I am a Republican because I believe in that dream, and I believe that we are the ones to keep it alive. Later this week we will nominate our leader. He is a man of proven courage. He showed his courage in the battlefield. He showed even greater courage in overcoming the wounds of war. He too has lived the American Dream.
My family began its American odyssey on the sidewalks of New York. His story began half a continent away. And yet it is a story with common threads. One that is shared in many ways by millions of Americans from every state, from every generation, and from every race and creed.
Our candidate’s life began in the wheat fields of Kansas where he was born to poor struggling parents who believed in him. The values they bred in him led him to a distinguished career that took him to the leadership of the United States Senate.
That’s where I met him. We worked together closely for years on matters that were vital to war and peace with respect to this nation. I worked with him closely when I was national security advisor and Chairman of the Joint Chiefs of Staff.
We could always count on him. I know this man. In an era of too much salesmanship and too much smooth talking, Bob Dole is a plain-spoken man. He is a man of strength, maturity and integrity. He is a man who can bring trust back to government and bring Americans together again. He is a fighter possessed of endless energy, drive and commitment.
Bob Dole is the candidate most qualified by virtue of his beliefs, his character and competence to be the next president of the United States of America. And I want you to know how pleased I am, and how pleased I know you are, that Bob Dole had the great wisdom to pick as his running mate an incredible American, a man of passion and conviction, a caring man, my friend, your friend, Jack Kemp, the next vice president of the United States of America.

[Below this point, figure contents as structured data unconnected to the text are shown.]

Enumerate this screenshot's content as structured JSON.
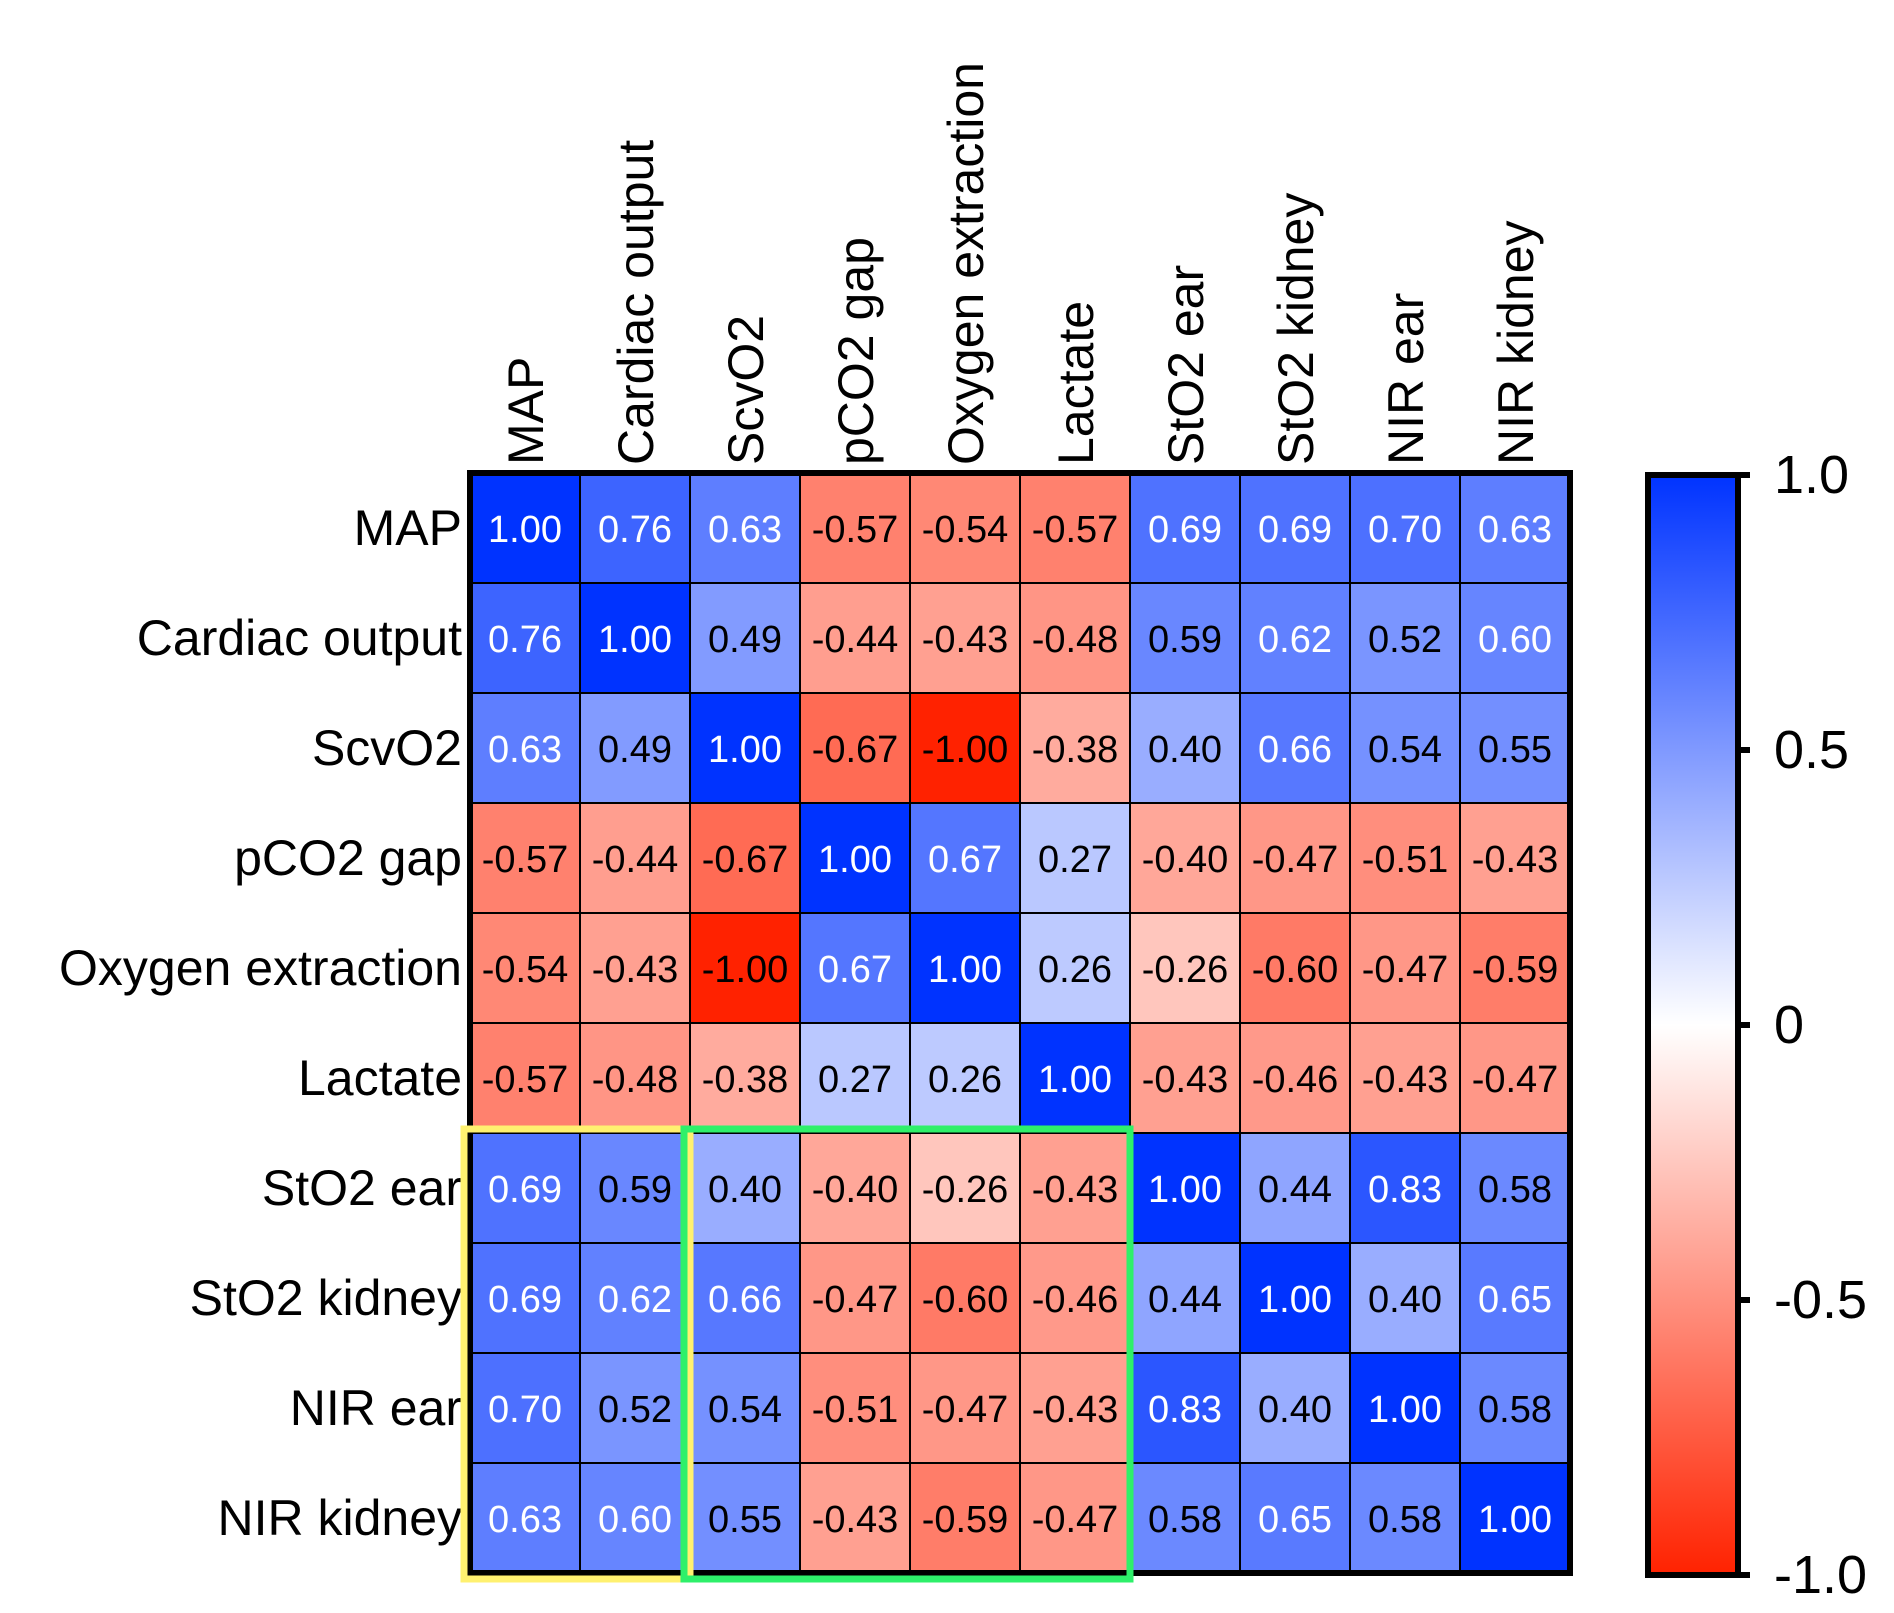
{
  "chart_data": {
    "type": "heatmap",
    "title": "",
    "variables": [
      "MAP",
      "Cardiac output",
      "ScvO2",
      "pCO2 gap",
      "Oxygen extraction",
      "Lactate",
      "StO2 ear",
      "StO2 kidney",
      "NIR ear",
      "NIR kidney"
    ],
    "matrix": [
      [
        1.0,
        0.76,
        0.63,
        -0.57,
        -0.54,
        -0.57,
        0.69,
        0.69,
        0.7,
        0.63
      ],
      [
        0.76,
        1.0,
        0.49,
        -0.44,
        -0.43,
        -0.48,
        0.59,
        0.62,
        0.52,
        0.6
      ],
      [
        0.63,
        0.49,
        1.0,
        -0.67,
        -1.0,
        -0.38,
        0.4,
        0.66,
        0.54,
        0.55
      ],
      [
        -0.57,
        -0.44,
        -0.67,
        1.0,
        0.67,
        0.27,
        -0.4,
        -0.47,
        -0.51,
        -0.43
      ],
      [
        -0.54,
        -0.43,
        -1.0,
        0.67,
        1.0,
        0.26,
        -0.26,
        -0.6,
        -0.47,
        -0.59
      ],
      [
        -0.57,
        -0.48,
        -0.38,
        0.27,
        0.26,
        1.0,
        -0.43,
        -0.46,
        -0.43,
        -0.47
      ],
      [
        0.69,
        0.59,
        0.4,
        -0.4,
        -0.26,
        -0.43,
        1.0,
        0.44,
        0.83,
        0.58
      ],
      [
        0.69,
        0.62,
        0.66,
        -0.47,
        -0.6,
        -0.46,
        0.44,
        1.0,
        0.4,
        0.65
      ],
      [
        0.7,
        0.52,
        0.54,
        -0.51,
        -0.47,
        -0.43,
        0.83,
        0.4,
        1.0,
        0.58
      ],
      [
        0.63,
        0.6,
        0.55,
        -0.43,
        -0.59,
        -0.47,
        0.58,
        0.65,
        0.58,
        1.0
      ]
    ],
    "value_format": "two decimals",
    "colorbar": {
      "range": [
        -1.0,
        1.0
      ],
      "ticks": [
        1.0,
        0.5,
        0,
        -0.5,
        -1.0
      ],
      "tick_labels": [
        "1.0",
        "0.5",
        "0",
        "-0.5",
        "-1.0"
      ],
      "color_max": "#0033ff",
      "color_mid": "#ffffff",
      "color_min": "#ff2200"
    },
    "highlights": [
      {
        "name": "yellow-box",
        "color": "#fff170",
        "rows": [
          6,
          9
        ],
        "cols": [
          0,
          1
        ]
      },
      {
        "name": "green-box",
        "color": "#2ef06a",
        "rows": [
          6,
          9
        ],
        "cols": [
          2,
          5
        ]
      }
    ]
  }
}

Yes, we Republicans have leaders and principles that are worthy of our aspirations. Let us take our case to our fellow citizens with respect for their intelligence and fair-mindedness. Let us debate our differences with the Democrats strongly, but with the civility and absence of acrimony that the American people long for in our political debate.
We stand, we stand on the eve of a new century. A new era, filled with change, anxiety, excitement and opportunity, is dawning. But many of the basic things — many of the most important things in our lives and in the life of our nation remain constant.
The pride of bringing home that first paycheck. The thrill you can’t help feeling each time the band strikes up the Star-Spangled Banner and another magnificent young American wins Olympic gold. The daily challenges and joys of raising a family. The tremendous ripple effect of family, friends, and neighbors cooperating in ways that make home, neighborhood and nation better places for us all. These are the things that remain constant. These are the things that unite us. There are other eternal truths, other eternal constants in our lives.
Our constant devotion to the principles of freedom, democracy and the free enterprise system. Our constant belief in the promise of this country, a country where the best is always yet to come. A country that exists by the grace of a divine providence. A divine providence that gave us this land, told us to be good stewards of it and to be good stewards of each other.
A land that God has truly, truly blessed and that we are proud to call America.